Da muss keine "entsprechende Neigung" vorliegen. Eine der wichtigsten Aufgaben des Geschlechtsunterrichts ist schließlich eine gesundes Einstellung zur Sexualität zu vermitteln, darauf hinzuweisen wie diffus negativ die Einstellung im Volk gegenüber Sex ist und mit falschen Ansprüchen an Geschlechterrollen aufzuräumen, mit den vorwiegend die Jungen und Männer in unserer Kultur terrorisiert werden. Der Unterricht sollte buchstäblich dazu ermutigen, sich mit seiner eigenen Sexualität auseinander zu setzen und ein gesundes Selbstverständnis zu entwickeln, das zu eigenverantwortlichem Handeln befähigt und frei ist von Zwängen.
Insgesamt eine hoffnungsvolle Nachricht.

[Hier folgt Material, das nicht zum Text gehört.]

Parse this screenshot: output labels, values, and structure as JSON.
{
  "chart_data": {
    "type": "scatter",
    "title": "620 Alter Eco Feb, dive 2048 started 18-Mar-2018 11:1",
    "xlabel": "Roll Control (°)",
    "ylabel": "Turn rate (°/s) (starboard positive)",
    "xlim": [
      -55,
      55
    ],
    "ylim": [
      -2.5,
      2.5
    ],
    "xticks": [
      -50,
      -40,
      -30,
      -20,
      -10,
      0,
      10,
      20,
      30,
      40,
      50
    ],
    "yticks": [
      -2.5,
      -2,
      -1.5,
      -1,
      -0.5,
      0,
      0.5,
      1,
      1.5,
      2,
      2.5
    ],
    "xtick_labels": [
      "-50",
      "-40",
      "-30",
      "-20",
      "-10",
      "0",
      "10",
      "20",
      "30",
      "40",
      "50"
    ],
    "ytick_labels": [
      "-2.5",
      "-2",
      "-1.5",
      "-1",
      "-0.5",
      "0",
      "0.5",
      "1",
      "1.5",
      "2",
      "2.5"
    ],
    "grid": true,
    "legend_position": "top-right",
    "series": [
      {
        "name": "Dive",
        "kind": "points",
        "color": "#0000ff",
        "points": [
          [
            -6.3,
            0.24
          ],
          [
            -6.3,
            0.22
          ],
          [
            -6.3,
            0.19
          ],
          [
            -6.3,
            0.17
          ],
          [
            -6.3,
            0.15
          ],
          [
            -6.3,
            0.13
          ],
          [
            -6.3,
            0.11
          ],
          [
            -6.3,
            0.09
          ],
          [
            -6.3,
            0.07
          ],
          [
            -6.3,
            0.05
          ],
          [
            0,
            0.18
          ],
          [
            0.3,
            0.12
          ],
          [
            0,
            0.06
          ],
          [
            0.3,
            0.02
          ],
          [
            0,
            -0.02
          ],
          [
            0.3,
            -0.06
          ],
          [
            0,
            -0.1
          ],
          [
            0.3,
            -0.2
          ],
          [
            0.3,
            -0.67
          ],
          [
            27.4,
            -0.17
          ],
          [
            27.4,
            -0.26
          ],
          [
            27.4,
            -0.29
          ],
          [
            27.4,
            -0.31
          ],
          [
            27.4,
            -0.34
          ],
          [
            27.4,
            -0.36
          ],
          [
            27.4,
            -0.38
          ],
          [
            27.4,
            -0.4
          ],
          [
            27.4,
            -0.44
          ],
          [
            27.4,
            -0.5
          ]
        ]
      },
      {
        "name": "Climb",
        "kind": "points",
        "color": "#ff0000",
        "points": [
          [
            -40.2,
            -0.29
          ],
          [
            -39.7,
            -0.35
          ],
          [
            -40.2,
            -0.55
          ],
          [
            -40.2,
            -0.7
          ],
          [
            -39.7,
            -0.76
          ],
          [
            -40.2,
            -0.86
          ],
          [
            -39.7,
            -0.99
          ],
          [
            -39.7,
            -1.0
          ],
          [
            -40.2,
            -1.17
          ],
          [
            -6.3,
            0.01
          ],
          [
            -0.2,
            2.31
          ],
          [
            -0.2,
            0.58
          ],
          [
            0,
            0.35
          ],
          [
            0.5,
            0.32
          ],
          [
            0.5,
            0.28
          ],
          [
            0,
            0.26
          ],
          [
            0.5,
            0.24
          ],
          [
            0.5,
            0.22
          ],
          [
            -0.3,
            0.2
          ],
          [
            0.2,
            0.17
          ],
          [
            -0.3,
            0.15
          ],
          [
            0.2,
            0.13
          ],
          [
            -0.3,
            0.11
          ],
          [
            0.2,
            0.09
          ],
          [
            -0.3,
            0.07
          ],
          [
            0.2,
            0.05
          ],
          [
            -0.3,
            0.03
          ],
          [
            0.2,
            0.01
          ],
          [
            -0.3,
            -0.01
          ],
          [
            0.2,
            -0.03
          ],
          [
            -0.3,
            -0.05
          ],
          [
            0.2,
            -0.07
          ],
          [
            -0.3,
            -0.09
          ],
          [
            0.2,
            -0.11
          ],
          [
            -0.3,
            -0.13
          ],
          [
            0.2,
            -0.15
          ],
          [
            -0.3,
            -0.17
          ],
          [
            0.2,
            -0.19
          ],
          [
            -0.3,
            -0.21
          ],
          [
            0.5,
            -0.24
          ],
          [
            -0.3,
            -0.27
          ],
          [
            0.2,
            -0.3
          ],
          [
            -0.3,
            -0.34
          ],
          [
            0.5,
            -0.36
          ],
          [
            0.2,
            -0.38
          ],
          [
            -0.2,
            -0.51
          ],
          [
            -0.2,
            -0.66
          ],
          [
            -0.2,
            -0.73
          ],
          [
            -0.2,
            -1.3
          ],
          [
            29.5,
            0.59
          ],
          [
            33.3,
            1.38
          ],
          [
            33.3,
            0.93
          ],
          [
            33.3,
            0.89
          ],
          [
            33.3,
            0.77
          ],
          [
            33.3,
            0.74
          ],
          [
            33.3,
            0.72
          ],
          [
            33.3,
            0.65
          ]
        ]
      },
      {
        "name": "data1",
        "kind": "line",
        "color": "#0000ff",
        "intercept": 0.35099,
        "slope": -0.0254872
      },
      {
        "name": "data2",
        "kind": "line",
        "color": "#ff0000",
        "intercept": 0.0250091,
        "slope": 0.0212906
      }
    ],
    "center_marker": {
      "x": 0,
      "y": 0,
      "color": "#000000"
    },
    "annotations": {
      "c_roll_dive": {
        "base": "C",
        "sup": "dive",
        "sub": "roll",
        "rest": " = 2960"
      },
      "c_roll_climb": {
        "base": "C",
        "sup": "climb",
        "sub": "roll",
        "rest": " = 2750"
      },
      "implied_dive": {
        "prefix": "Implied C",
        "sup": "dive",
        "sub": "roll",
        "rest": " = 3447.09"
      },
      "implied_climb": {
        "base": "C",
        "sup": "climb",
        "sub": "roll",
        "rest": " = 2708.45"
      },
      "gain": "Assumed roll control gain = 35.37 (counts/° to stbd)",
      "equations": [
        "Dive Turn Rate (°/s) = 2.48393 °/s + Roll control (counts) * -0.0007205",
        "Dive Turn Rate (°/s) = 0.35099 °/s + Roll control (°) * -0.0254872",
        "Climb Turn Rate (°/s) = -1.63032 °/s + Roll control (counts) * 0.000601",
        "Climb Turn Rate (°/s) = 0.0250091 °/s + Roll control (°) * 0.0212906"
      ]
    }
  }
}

Ausnahmen haben hier sicherlich keinen Platz. Dass sich der BHA dafür einsetzt, stimmt ebenfalls optimistisch. Es ist ihm viel Erfolg zu Wünschen und hoffentlich ist das Ergebnis besser als bei uns. Die Unterrichtspflicht besteht bei uns ja schon seit Jahrzehnten für die 5. (oder 6.?) Klassen. Die Praxis (in Bayern) sieht so aus, dass die Eltern befragt werden, ob sie diesen Unterricht wünschen. Meines Erachtens regelmäßig entscheiden sich diese dagegen, sehr zur Erleichterung der Lehrerschaft und somit bleibt der Lehrplan unwirksam und das Gesetz eine bedeutungslose Vorschrift.